Writing Your Own Simple Tab-Completions for Bash and Zsh :: The Mill Build Tool
The last quality of life feature we will add is the ability to show completion
descriptions when tabbing on a complete word:
For example, the Mill build tool does this so if you’re not sure what a flag or command
does, you can press <TAB>
on it to see more details:

Tab-completion is a common way to explore unfamiliar APIs, and just because someone
finished writing a flat or command doesn’t mean they aren’t curious about what
it does! But while Zsh tab-completion displays descriptions when multiple
options match the prefix, and we managed to hack Bash tab-completion to do the same
thing, neither displays any information if the word you are tab-completing is already
complete.
This behavior can be annoying, if the user wants to see the description, they will
need to first:
-
Delete enough characters to make the token match multiple completions
-
Press
<TAB>
-
Visually scan the multiple completions printed to find the word description
they care about -
Type back in all the missing characters so they can run the command
To solve this, we can hack Bash and Zsh to print tab-completion descriptions even
if the token is already a complete word. We do this by checking if the token
is a complete word, and if so adding a second “dummy” completion: this makes
the tab-completion ambiguous, which cases Bash and Zsh to print out the completions
and descriptions for the user to see.
Doing this in _complete_foo_bash
looks like the following:
_complete_foo_bash() {
local IFS=$'\n'
local raw=($(_generate_foo_completions "$COMP_CWORD" "${COMP_WORDS[@]}"))
local trimmed=()
trimmed+=( "${raw[@]}" )
if (( ${#raw[@]} == 1 )); then
trimmed+=( "${raw[0]%%:*}" )
fi
COMPREPLY=( "${trimmed[@]}" )
}
Instead of checking the length of raw
to decide whether we add a trimmed
and non-trimmed lines to trimmed
, we now instead always add the non-trimmed lines
that contain the completion descriptions, and in the case where there’s only
one line we then add an additional word-only completion with the description
trimmed off.
This means that all completions are ambiguous and will print the description –
even completions with a single real choice – but the additional trimmed line
when there is only 1 real choice ensures that the description text never gets
inserted into the user’s command
In Zsh, this can be similarly done via:
_complete_foo_zsh() {
local -a raw trimmed
local IFS=$'\n'
raw=($(_generate_foo_completions "$CURRENT" "${words[@]}"))
for d in $raw; do trimmed+=( "${d%%:*}" ); done
if (( ${#raw} == 1 )); then
trimmed+=( "${raw[1]}" )
raw+=( "${trimmed[1]}" )
fi
compadd -d raw -- $trimmed
}
The change here is similar to the Bash snippet above: when the number of completions is 1,
we add an additional completion to make it ambiguous so Zsh prints the description.
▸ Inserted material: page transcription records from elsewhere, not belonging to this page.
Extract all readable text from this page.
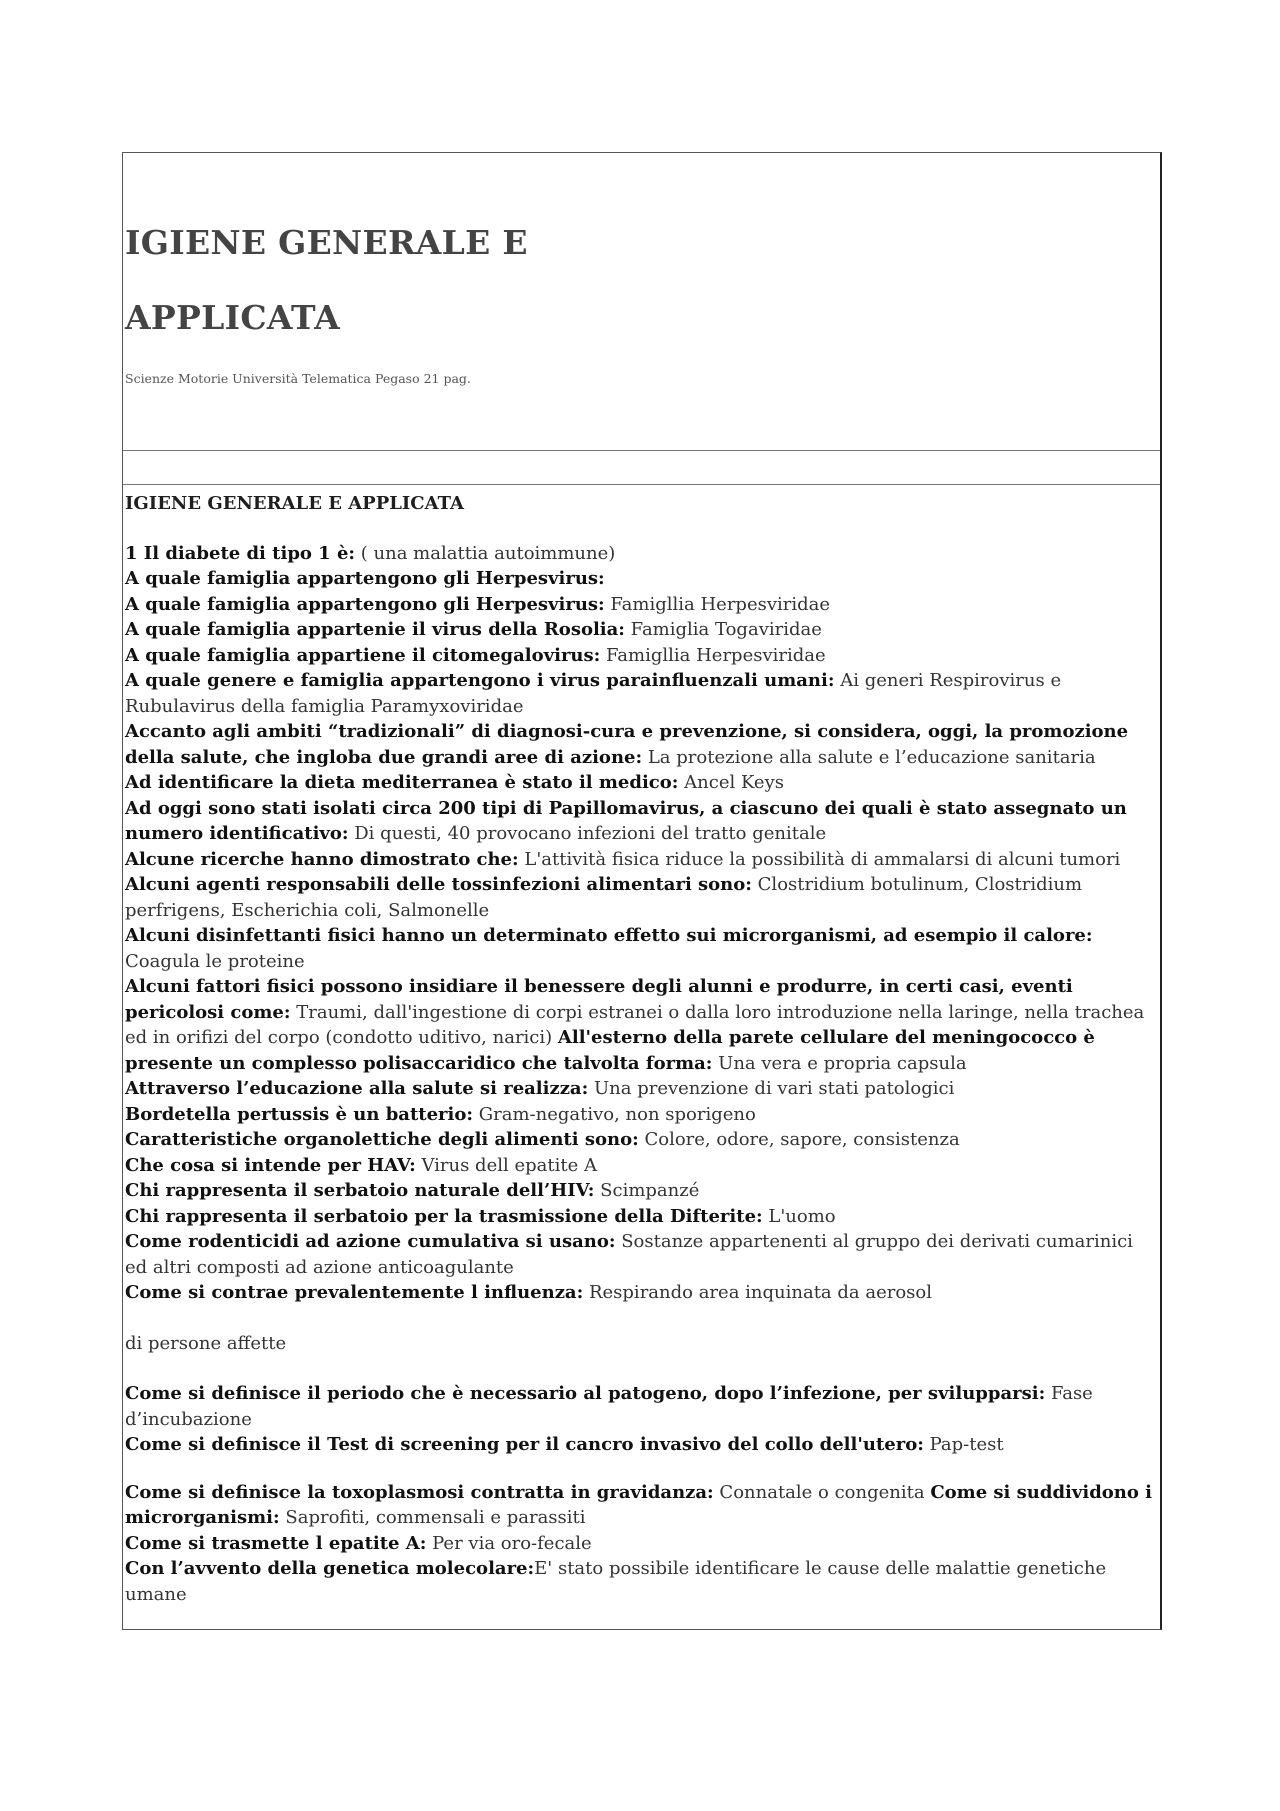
IGIENE GENERALE E
APPLICATA
Scienze Motorie Università Telematica Pegaso 21 pag.
IGIENE GENERALE E APPLICATA

1 Il diabete di tipo 1 è: ( una malattia autoimmune)

A quale famiglia appartengono gli Herpesvirus:

A quale famiglia appartengono gli Herpesvirus: Famigllia Herpesviridae

A quale famiglia appartenie il virus della Rosolia: Famiglia Togaviridae

A quale famiglia appartiene il citomegalovirus: Famigllia Herpesviridae

A quale genere e famiglia appartengono i virus parainfluenzali umani: Ai generi Respirovirus e Rubulavirus della famiglia Paramyxoviridae

Accanto agli ambiti “tradizionali” di diagnosi-cura e prevenzione, si considera, oggi, la promozione della salute, che ingloba due grandi aree di azione: La protezione alla salute e l’educazione sanitaria

Ad identificare la dieta mediterranea è stato il medico: Ancel Keys

Ad oggi sono stati isolati circa 200 tipi di Papillomavirus, a ciascuno dei quali è stato assegnato un numero identificativo: Di questi, 40 provocano infezioni del tratto genitale

Alcune ricerche hanno dimostrato che: L'attività fisica riduce la possibilità di ammalarsi di alcuni tumori

Alcuni agenti responsabili delle tossinfezioni alimentari sono: Clostridium botulinum, Clostridium perfrigens, Escherichia coli, Salmonelle

Alcuni disinfettanti fisici hanno un determinato effetto sui microrganismi, ad esempio il calore: Coagula le proteine

Alcuni fattori fisici possono insidiare il benessere degli alunni e produrre, in certi casi, eventi pericolosi come: Traumi, dall'ingestione di corpi estranei o dalla loro introduzione nella laringe, nella trachea ed in orifizi del corpo (condotto uditivo, narici) All'esterno della parete cellulare del meningococco è presente un complesso polisaccaridico che talvolta forma: Una vera e propria capsula

Attraverso l’educazione alla salute si realizza: Una prevenzione di vari stati patologici

Bordetella pertussis è un batterio: Gram-negativo, non sporigeno

Caratteristiche organolettiche degli alimenti sono: Colore, odore, sapore, consistenza

Che cosa si intende per HAV: Virus dell epatite A

Chi rappresenta il serbatoio naturale dell’HIV: Scimpanzé

Chi rappresenta il serbatoio per la trasmissione della Difterite: L'uomo

Come rodenticidi ad azione cumulativa si usano: Sostanze appartenenti al gruppo dei derivati cumarinici ed altri composti ad azione anticoagulante

Come si contrae prevalentemente l influenza: Respirando area inquinata da aerosol

di persone affette

Come si definisce il periodo che è necessario al patogeno, dopo l’infezione, per svilupparsi: Fase d’incubazione

Come si definisce il Test di screening per il cancro invasivo del collo dell'utero: Pap-test

Come si definisce la toxoplasmosi contratta in gravidanza: Connatale o congenita Come si suddividono i microrganismi: Saprofiti, commensali e parassiti

Come si trasmette l epatite A: Per via oro-fecale

Con l’avvento della genetica molecolare:E' stato possibile identificare le cause delle malattie genetiche umane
But
because Zsh expects to pass two parallel arrays of descriptions and tokens to compadd
,
our if
block needs to append items to both trimmed
and raw
.
Using this, it now looks like
$ foo apple<TAB>
apple apple: a common fruit
Although the UI is not quite perfect – the word apple
gets duplicated twice –
this nevertheless achieves the original goal of letting users <TAB>
on an
already-completed flag or command to see the description or documentation for that word.